EU Green Capital Bristol digs in to urban agriculture
As ever more people settle in urban centres, the question of how best to produce high quality and sustainable food is one of increasing urgence. A solution that is slowly gaining in popularity is bringing food production into cities. European Green Capital 2015 Bristol (UK) is focussing on food as a key area during its year-long tenure. The city has a range of popular urban agriculture projects, which take different approaches to farming in the city.
The Severn Project is a flagship programme which trains recovering drug addicts in organic farming methods. It is environmentally sustainable, focussing on seasonal organic produce and short supply chains, and also has a strong social focus. St Werburghs City Farm also works with vulnerable citizens, providing work and training for adults with learning and physical disabilities. Other city farms include the co-operative Sims Hill Shared Harvest, the member-run Community Farm and Feed Bristol, where volunteers and schoolchildren receive fruit and vegetables in return for their help growing them.
These farms aren’t just socially innovative, they show that small-scale agriculture in an urban context can be a serious option. St Werburghs’s land measures 1.8 acres (78,408 square feet) and the Severn Project even less. “Small farms are more productive than large ones because they make the most of their space”, says Jess Clynewood, Horticultural Manager at St Werburghs. “This is the way forward, but it requires a paradigm shift.”
The Municipality of Copenhagen (Denmark) has been working for a number of years to improve the quality and sustainability of its catering service. To this end, it published a public tender in 2013 to provide 100% organic, seasonal fruit and vegetables for 80 large kitchens in the City of Copenhagen, serving approximately 20,000 meals per day.
Although the price of organic food tends to be more expensive than non-organic food, the Municipality ensured that this tender did not cost more than a tender for non-organic food. This was done by balancing the ratios of more expensive and cheaper products. For example, less meat and more vegetables are now used. In this way, the Municipality has managed to ensure that the catering services do not cost more than they did previously.
As well as provisions for food quality, the tender incorporated technical specifications covering a range of other environmental considerations. These included limiting the amount of packaging used, specifying minimum emissions standards for delivery vehicles, and documentation of fuel consumption.
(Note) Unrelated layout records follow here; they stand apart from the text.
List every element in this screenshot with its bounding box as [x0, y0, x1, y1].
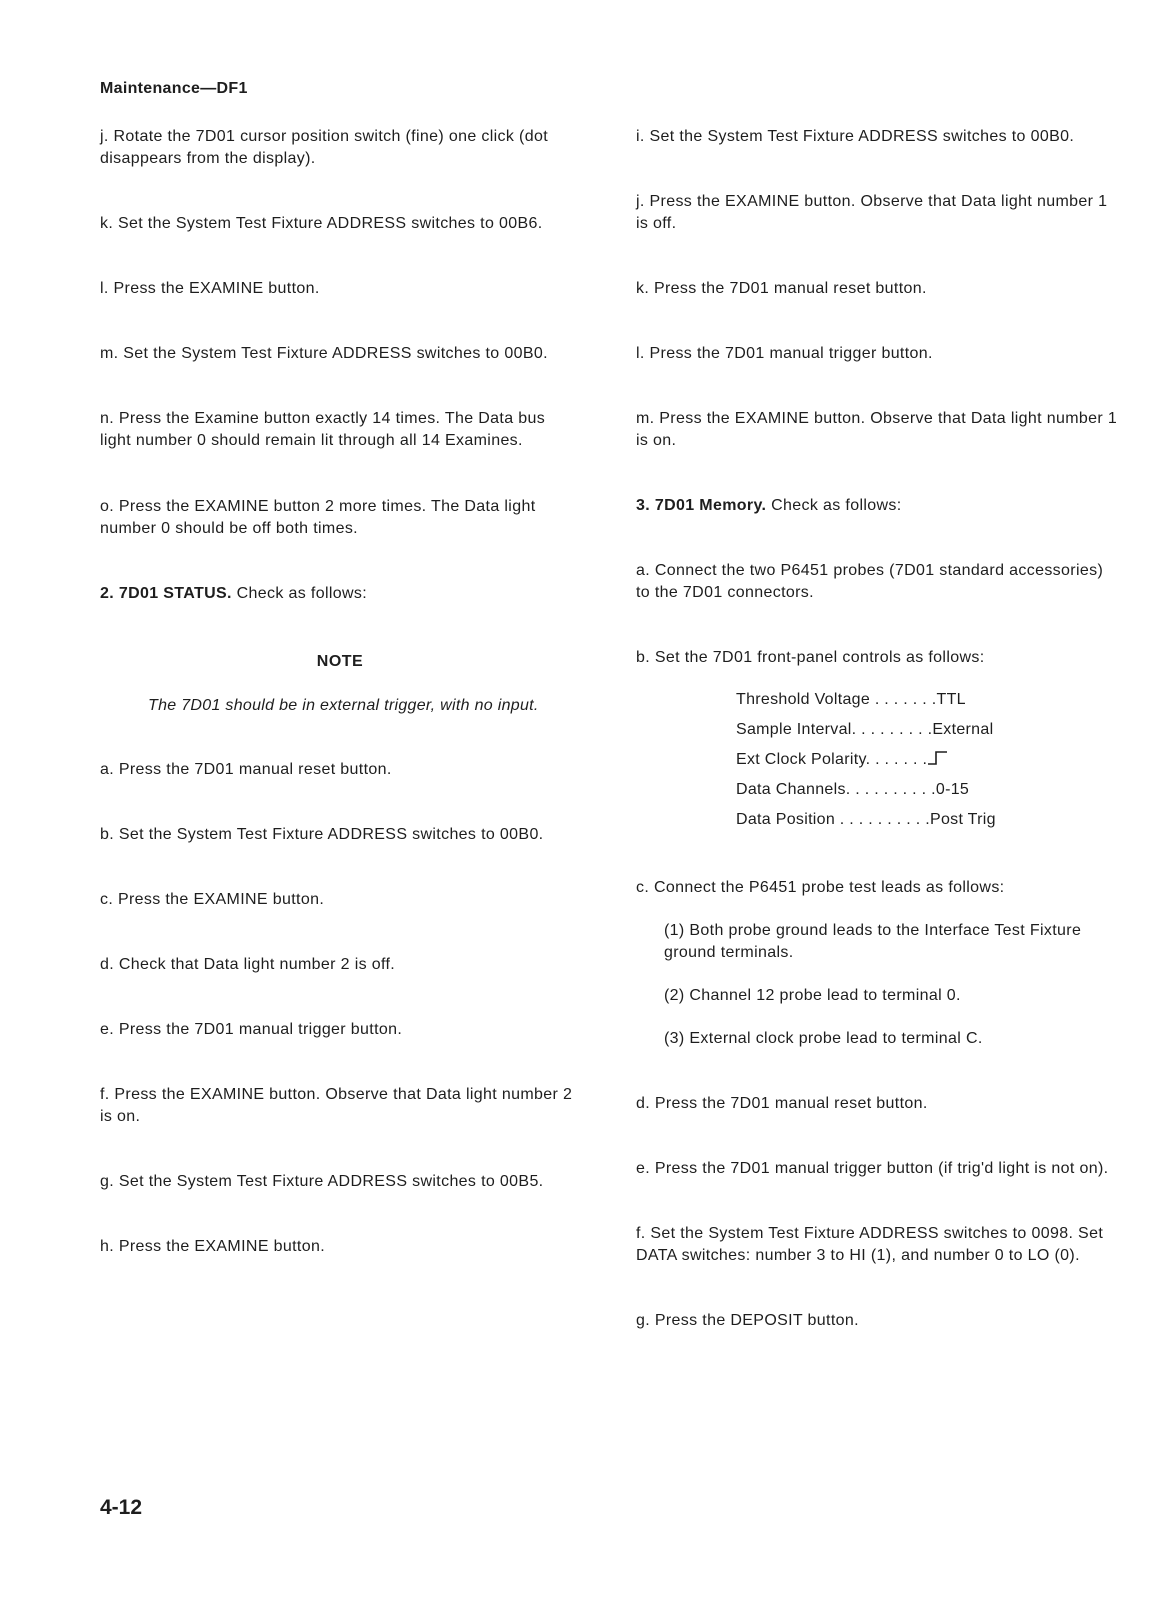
- section-3-title: 3. 7D01 Memory.: [636, 497, 767, 514]
- front-panel-settings: [736, 685, 1120, 835]
- step-n-left: n. Press the Examine button exactly 14 times. The Data bus light number 0 should remain lit through all 14 Examines.: [100, 410, 546, 449]
- step-j-right: j. Press the EXAMINE button. Observe that Data light number 1 is off.: [636, 193, 1108, 232]
- step-a-left: a. Press the 7D01 manual reset button.: [100, 761, 392, 778]
- step-f-left: f. Press the EXAMINE button. Observe that Data light number 2 is on.: [100, 1086, 573, 1125]
- step-b-right: b. Set the 7D01 front-panel controls as follows:: [636, 649, 985, 666]
- step-l-left: l. Press the EXAMINE button.: [100, 280, 320, 297]
- step-m-right: m. Press the EXAMINE button. Observe that Data light number 1 is on.: [636, 410, 1118, 449]
- step-d-right: d. Press the 7D01 manual reset button.: [636, 1095, 928, 1112]
- setting-data-channels: Data Channels. . . . . . . . . .0-15: [736, 781, 970, 798]
- step-l-right: l. Press the 7D01 manual trigger button.: [636, 345, 933, 362]
- step-o-left: o. Press the EXAMINE button 2 more times. The Data light number 0 should be off both times.: [100, 498, 536, 537]
- note-title: NOTE: [316, 653, 364, 670]
- setting-ext-clock-polarity-label: Ext Clock Polarity. . . . . . .: [736, 751, 928, 768]
- section-3-rest: Check as follows:: [766, 497, 902, 514]
- page-number: 4-12: [100, 1496, 143, 1519]
- step-h-left: h. Press the EXAMINE button.: [100, 1238, 326, 1255]
- step-c-left: c. Press the EXAMINE button.: [100, 891, 325, 908]
- step-i-right: i. Set the System Test Fixture ADDRESS switches to 00B0.: [636, 128, 1075, 145]
- step-g-right: g. Press the DEPOSIT button.: [636, 1312, 859, 1329]
- section-3-heading: [636, 495, 1120, 517]
- page-header: Maintenance—DF1: [100, 80, 248, 97]
- step-c-right: c. Connect the P6451 probe test leads as follows:: [636, 879, 1005, 896]
- section-2-heading: [100, 583, 580, 605]
- step-m-left: m. Set the System Test Fixture ADDRESS switches to 00B0.: [100, 345, 548, 362]
- section-2-rest: Check as follows:: [231, 585, 368, 602]
- step-a-right: a. Connect the two P6451 probes (7D01 standard accessories) to the 7D01 connectors.: [636, 562, 1104, 601]
- setting-ext-clock-polarity: [736, 745, 1120, 775]
- step-e-right: e. Press the 7D01 manual trigger button (if trig'd light is not on).: [636, 1160, 1109, 1177]
- step-b-left: b. Set the System Test Fixture ADDRESS switches to 00B0.: [100, 826, 544, 843]
- right-column: [636, 126, 1120, 1332]
- note-body: The 7D01 should be in external trigger, with no input.: [148, 697, 539, 714]
- left-column: [100, 126, 580, 1258]
- setting-data-position: Data Position . . . . . . . . . .Post Trig: [736, 811, 996, 828]
- substep-2: (2) Channel 12 probe lead to terminal 0.: [664, 987, 961, 1004]
- substep-1: (1) Both probe ground leads to the Interface Test Fixture ground terminals.: [664, 922, 1082, 961]
- step-f-right: f. Set the System Test Fixture ADDRESS switches to 0098. Set DATA switches: number 3 to HI (1), and number 0 to LO (0).: [636, 1225, 1104, 1264]
- step-k-left: k. Set the System Test Fixture ADDRESS switches to 00B6.: [100, 215, 543, 232]
- setting-sample-interval: Sample Interval. . . . . . . . .External: [736, 721, 994, 738]
- step-g-left: g. Set the System Test Fixture ADDRESS switches to 00B5.: [100, 1173, 544, 1190]
- section-2-title: 2. 7D01 STATUS.: [100, 585, 232, 602]
- setting-threshold-voltage: Threshold Voltage . . . . . . .TTL: [736, 691, 966, 708]
- substep-3: (3) External clock probe lead to terminal C.: [664, 1030, 983, 1047]
- step-e-left: e. Press the 7D01 manual trigger button.: [100, 1021, 403, 1038]
- step-j-left: j. Rotate the 7D01 cursor position switch (fine) one click (dot disappears from the display).: [100, 128, 549, 167]
- rising-edge-icon: [927, 750, 949, 766]
- step-d-left: d. Check that Data light number 2 is off.: [100, 956, 396, 973]
- step-k-right: k. Press the 7D01 manual reset button.: [636, 280, 927, 297]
A recent carbon footprint analysis carried out by INNOCAT partner Turin (Italy) on the city's catering service discovered that the majority of carbon produced along the food chain occurred during food production. A similar trend appears to be true with water. According to the UN Food and Agriculture Organisation (FAO), almost 70 percent of the world’s freshwater resources are currently used on crop irrigation. With increasing pressure on freshwater supplies globally, scientists, farmers and entrepreneurs are turning their attention to improving efficiency and reducing the amount of water used in food production.
FAO figures show that up to 60 percent of all water withdrawn for irrigation is lost before it arrives in the field, through leaks, spillage and evaporation. Traditional irrigation methods, such as using floodwater, can also be problematic. Up to half of water used in flood irrigation is not absorbed by crops, but instead runs off into local rivers and streams, carrying polluting fertilisers, pesticides and topsoil with it.
New technologies are being designed to pinpoint leaks more accurately using flow and acoustic sensors, making them easier to find and cheaper to fix. An Israeli company known as Tal Ya has created a low tech but innovative solution, in the form of plastic trays which capture dew and funnel it to plants. The trays can reduce water use by up to 90% as well as reducing fertiliser use thanks to the trays directing the nutrient straight to the plant’s roots.
Helsinki measures the environmental impact of its catering service
Since 2012, the City of Helsinki has been working on a 3 year strategy to raise awareness of the climate impact of food amongst customers, stakeholders, and personnel of the City Council and its catering service. This follows on from a project in 2010, which drew the attention of City Officials to the high environmental impact of the global food chain compared to other areas commonly associated with emissions, such as traffic and logistics.
In order to set long term sustainability goals that would have a real impact, the City invested in monitoring the municipal catering service’s carbon footprint. Data was drawn from three key areas: food procurement, direct energy consumption of food production and internal logistics of the catering service. Energy consumption was estimated by scaling the actual data from earlier research, while logistics information was calculated using the mileage and models of the different transport vehicles used. A cloud based calculation tool was used to work out the emissions levels of the different areas.
Results were extremely interesting. Food purchasing and ingredients were responsible for the largest proportion of the carbon footprint (58%). Of this, 35% came from meat and 46% from dairy products. Direct energy consumption accounted for 41% of the carbon footprint. Logistics accounted for only 1% of the whole. This information will be used to inform the city’s carbon reduction strategy going forward.